"Al final compré una Iso", dijo mi padre. Era la más barata. Lo máximo era la Vespa, pero el presupuesto no daba, nos dimos cuenta mientras acariciábamos el lustroso caballito azul y blanco. Recelosos escuchamos las explicaciones: "No es la más lujosa, pero tiene un excelente motor; ésta nos puede cargar a todos, las demás no". Con el tiempo corroboramos estas palabras. La noble motoneta portó a toda la familia por aquellas calles de un ayer fragante de nostalgias, calles casi todas de tierra, de aquella vida, cuando nadie se asombraba de ver un vehículo como éste cargado con tres o más personas.
Varias veces subimos al vehículo mi padre, mi madre, Hugo y yo que éramos niños, y Delia bastante más chica. Contó bien: cinco.
De entrada, quise probarla con el vecinito atrás; y el mal uso del embrague me jugó una mala pasada: la moto se clavó en la acequia, y el chico pasó de largo al agua.
Tiempos eran aquellos -bien digo- de otra vida. La Iso me llevó a hacer las prácticas de tiro al Polígono de Pie de Palo, para anticipar el Servicio Militar, para que no se superpusiera con la Facultad.
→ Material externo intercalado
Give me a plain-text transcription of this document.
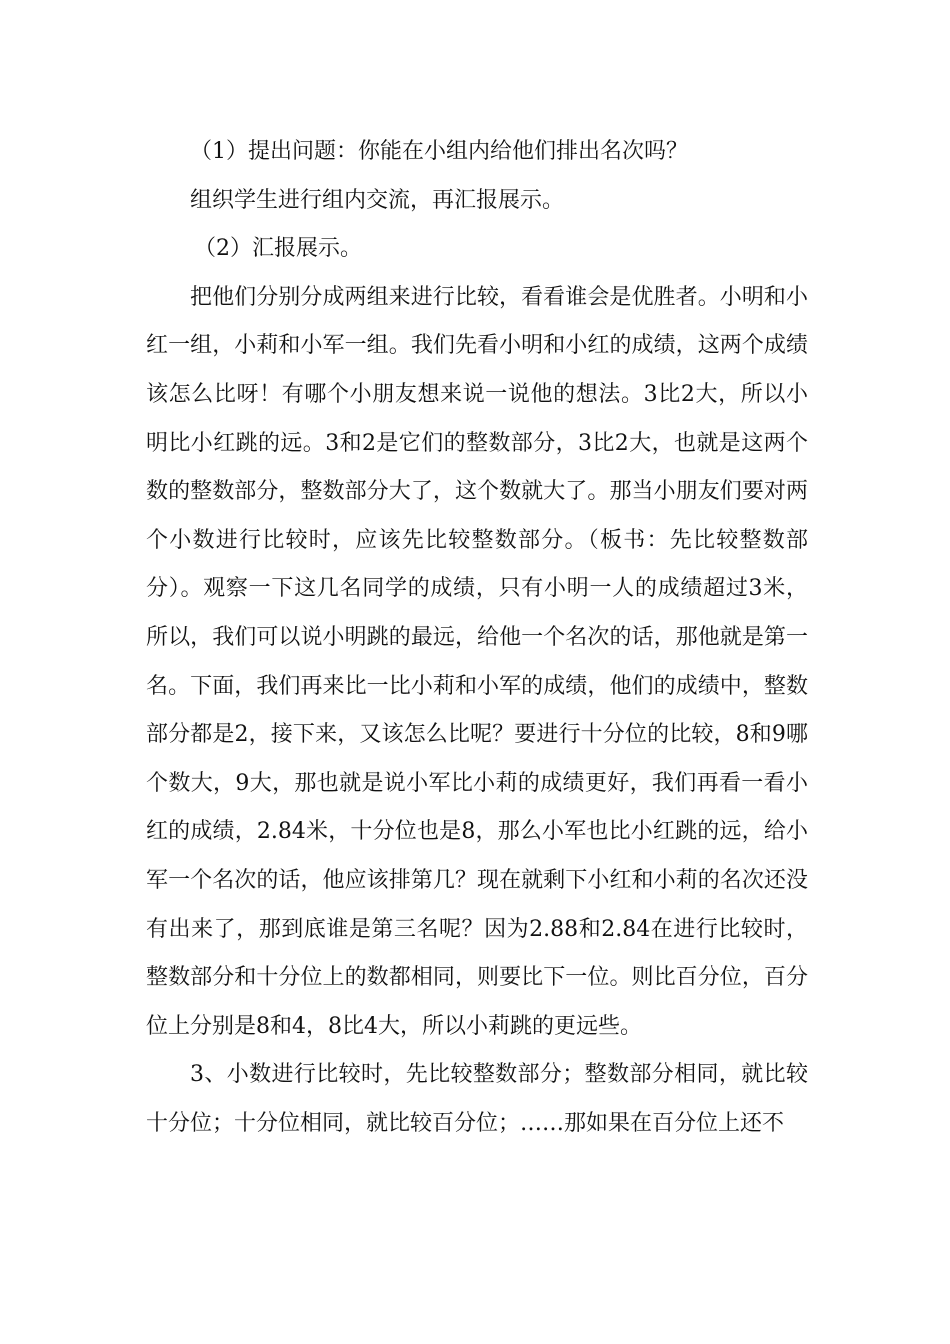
（1）提出问题：你能在小组内给他们排出名次吗？

组织学生进行组内交流，再汇报展示。

（2）汇报展示。

把他们分别分成两组来进行比较，看看谁会是优胜者。小明和小红一组，小莉和小军一组。我们先看小明和小红的成绩，这两个成绩该怎么比呀！有哪个小朋友想来说一说他的想法。3比2大，所以小明比小红跳的远。3和2是它们的整数部分，3比2大，也就是这两个数的整数部分，整数部分大了，这个数就大了。那当小朋友们要对两个小数进行比较时，应该先比较整数部分。（板书：先比较整数部分）。观察一下这几名同学的成绩，只有小明一人的成绩超过3米，所以，我们可以说小明跳的最远，给他一个名次的话，那他就是第一名。下面，我们再来比一比小莉和小军的成绩，他们的成绩中，整数部分都是2，接下来，又该怎么比呢？要进行十分位的比较，8和9哪个数大，9大，那也就是说小军比小莉的成绩更好，我们再看一看小红的成绩，2.84米，十分位也是8，那么小军也比小红跳的远，给小军一个名次的话，他应该排第几？现在就剩下小红和小莉的名次还没有出来了，那到底谁是第三名呢？因为2.88和2.84在进行比较时，整数部分和十分位上的数都相同，则要比下一位。则比百分位，百分位上分别是8和4，8比4大，所以小莉跳的更远些。

3、小数进行比较时，先比较整数部分；整数部分相同，就比较十分位；十分位相同，就比较百分位；……那如果在百分位上还不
La ponía casi a cien, esas frías mañanas construidas de pájaro bobo y mosto, cuando peleábamos los tiritones con un diario bajo el pulóver.
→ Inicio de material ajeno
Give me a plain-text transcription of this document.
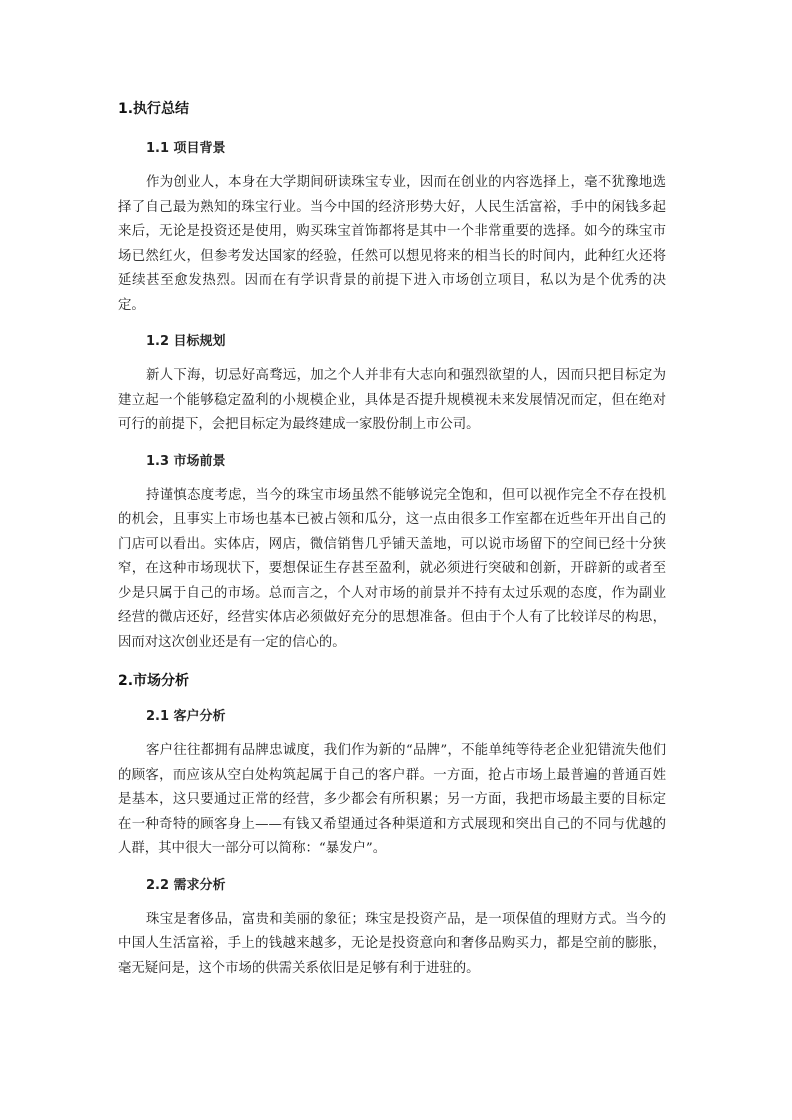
1.执行总结
1.1 项目背景

作为创业人，本身在大学期间研读珠宝专业，因而在创业的内容选择上，毫不犹豫地选择了自己最为熟知的珠宝行业。当今中国的经济形势大好，人民生活富裕，手中的闲钱多起来后，无论是投资还是使用，购买珠宝首饰都将是其中一个非常重要的选择。如今的珠宝市场已然红火，但参考发达国家的经验，任然可以想见将来的相当长的时间内，此种红火还将延续甚至愈发热烈。因而在有学识背景的前提下进入市场创立项目，私以为是个优秀的决定。

1.2 目标规划

新人下海，切忌好高骛远，加之个人并非有大志向和强烈欲望的人，因而只把目标定为建立起一个能够稳定盈利的小规模企业，具体是否提升规模视未来发展情况而定，但在绝对可行的前提下，会把目标定为最终建成一家股份制上市公司。

1.3 市场前景

持谨慎态度考虑，当今的珠宝市场虽然不能够说完全饱和，但可以视作完全不存在投机的机会，且事实上市场也基本已被占领和瓜分，这一点由很多工作室都在近些年开出自己的门店可以看出。实体店，网店，微信销售几乎铺天盖地，可以说市场留下的空间已经十分狭窄，在这种市场现状下，要想保证生存甚至盈利，就必须进行突破和创新，开辟新的或者至少是只属于自己的市场。总而言之，个人对市场的前景并不持有太过乐观的态度，作为副业经营的微店还好，经营实体店必须做好充分的思想准备。但由于个人有了比较详尽的构思，因而对这次创业还是有一定的信心的。

2.市场分析
2.1 客户分析

客户往往都拥有品牌忠诚度，我们作为新的“品牌”，不能单纯等待老企业犯错流失他们的顾客，而应该从空白处构筑起属于自己的客户群。一方面，抢占市场上最普遍的普通百姓是基本，这只要通过正常的经营，多少都会有所积累；另一方面，我把市场最主要的目标定在一种奇特的顾客身上——有钱又希望通过各种渠道和方式展现和突出自己的不同与优越的人群，其中很大一部分可以简称：“暴发户”。

2.2 需求分析

珠宝是奢侈品，富贵和美丽的象征；珠宝是投资产品，是一项保值的理财方式。当今的中国人生活富裕，手上的钱越来越多，无论是投资意向和奢侈品购买力，都是空前的膨胀，毫无疑问是，这个市场的供需关系依旧是足够有利于进驻的。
A la moto le limpiábamos periódicamente el carburador con kerosene y el motor sonaba entonces como violín. El tiempo hizo lo suyo, como en todo, ciclos dicen, y la motoneta fue vendida. Con los años, me encontré con un hombre que me recordó que nos había comprado la Iso. Sin saberlo, me dio un pasaporte traslúcido a los recuerdos, esa patria azul de nuestras crónicas, donde se nace y muere en uno y en los demás, donde aprendemos a caminar entre escarchas y jardines, donde fuimos construyendo el ser humano y la memoria, donde la Iso puso lo suyo.
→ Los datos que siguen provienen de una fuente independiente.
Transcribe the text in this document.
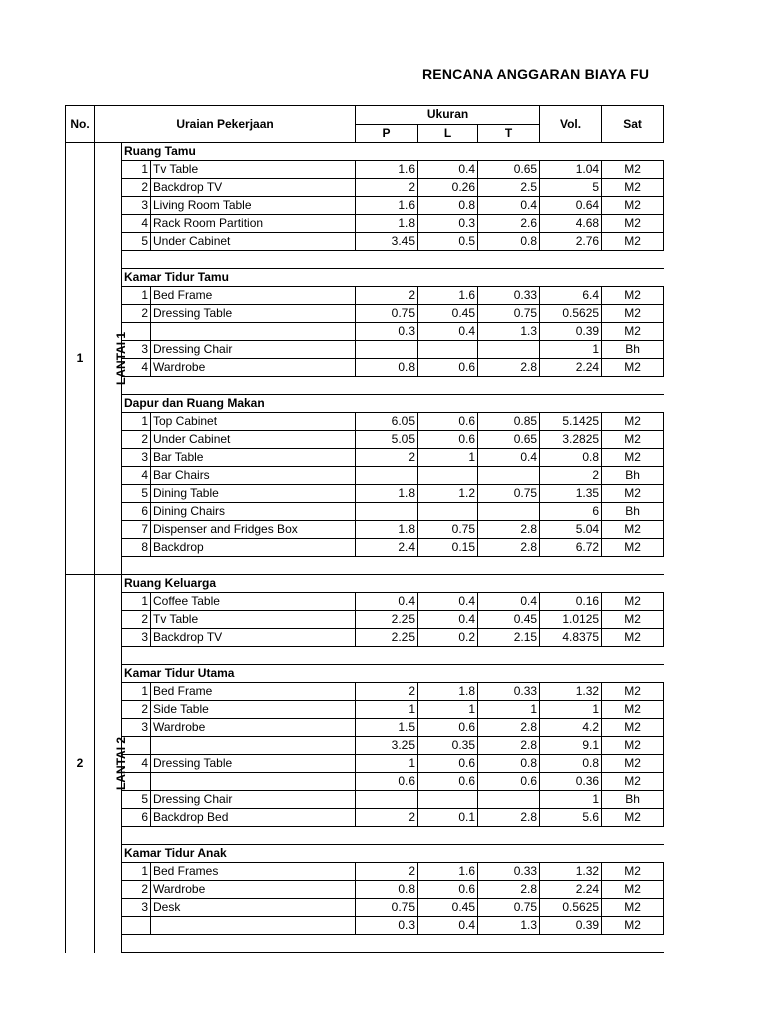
RENCANA ANGGARAN BIAYA FU
No.	Uraian Pekerjaan			Ukuran			Vol.	Sat
				P	L	T		
1	LANTAI 1	Ruang Tamu						
		1	Tv Table	1.6	0.4	0.65	1.04	M2
		2	Backdrop TV	2	0.26	2.5	5	M2
		3	Living Room Table	1.6	0.8	0.4	0.64	M2
		4	Rack Room Partition	1.8	0.3	2.6	4.68	M2
		5	Under Cabinet	3.45	0.5	0.8	2.76	M2

		Kamar Tidur Tamu						
		1	Bed Frame	2	1.6	0.33	6.4	M2
		2	Dressing Table	0.75	0.45	0.75	0.5625	M2
				0.3	0.4	1.3	0.39	M2
		3	Dressing Chair				1	Bh
		4	Wardrobe	0.8	0.6	2.8	2.24	M2

		Dapur dan Ruang Makan						
		1	Top Cabinet	6.05	0.6	0.85	5.1425	M2
		2	Under Cabinet	5.05	0.6	0.65	3.2825	M2
		3	Bar Table	2	1	0.4	0.8	M2
		4	Bar Chairs				2	Bh
		5	Dining Table	1.8	1.2	0.75	1.35	M2
		6	Dining Chairs				6	Bh
		7	Dispenser and Fridges Box	1.8	0.75	2.8	5.04	M2
		8	Backdrop	2.4	0.15	2.8	6.72	M2

2	LANTAI 2	Ruang Keluarga						
		1	Coffee Table	0.4	0.4	0.4	0.16	M2
		2	Tv Table	2.25	0.4	0.45	1.0125	M2
		3	Backdrop TV	2.25	0.2	2.15	4.8375	M2

		Kamar Tidur Utama						
		1	Bed Frame	2	1.8	0.33	1.32	M2
		2	Side Table	1	1	1	1	M2
		3	Wardrobe	1.5	0.6	2.8	4.2	M2
				3.25	0.35	2.8	9.1	M2
		4	Dressing Table	1	0.6	0.8	0.8	M2
				0.6	0.6	0.6	0.36	M2
		5	Dressing Chair				1	Bh
		6	Backdrop Bed	2	0.1	2.8	5.6	M2

		Kamar Tidur Anak						
		1	Bed Frames	2	1.6	0.33	1.32	M2
		2	Wardrobe	0.8	0.6	2.8	2.24	M2
		3	Desk	0.75	0.45	0.75	0.5625	M2
				0.3	0.4	1.3	0.39	M2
Tengo sumiso en algún lugarcito de la conciencia el sonido delicioso de la motoneta; y en los sueños aún persigue y conduce mi adolescente con su trote azul por aquellas calles, entre aquella gente y aquellos crepúsculos, entre aquellas distintas aspiraciones y algún sueño resignado. Imposible salir de allí sin desconocer nuestro espejo.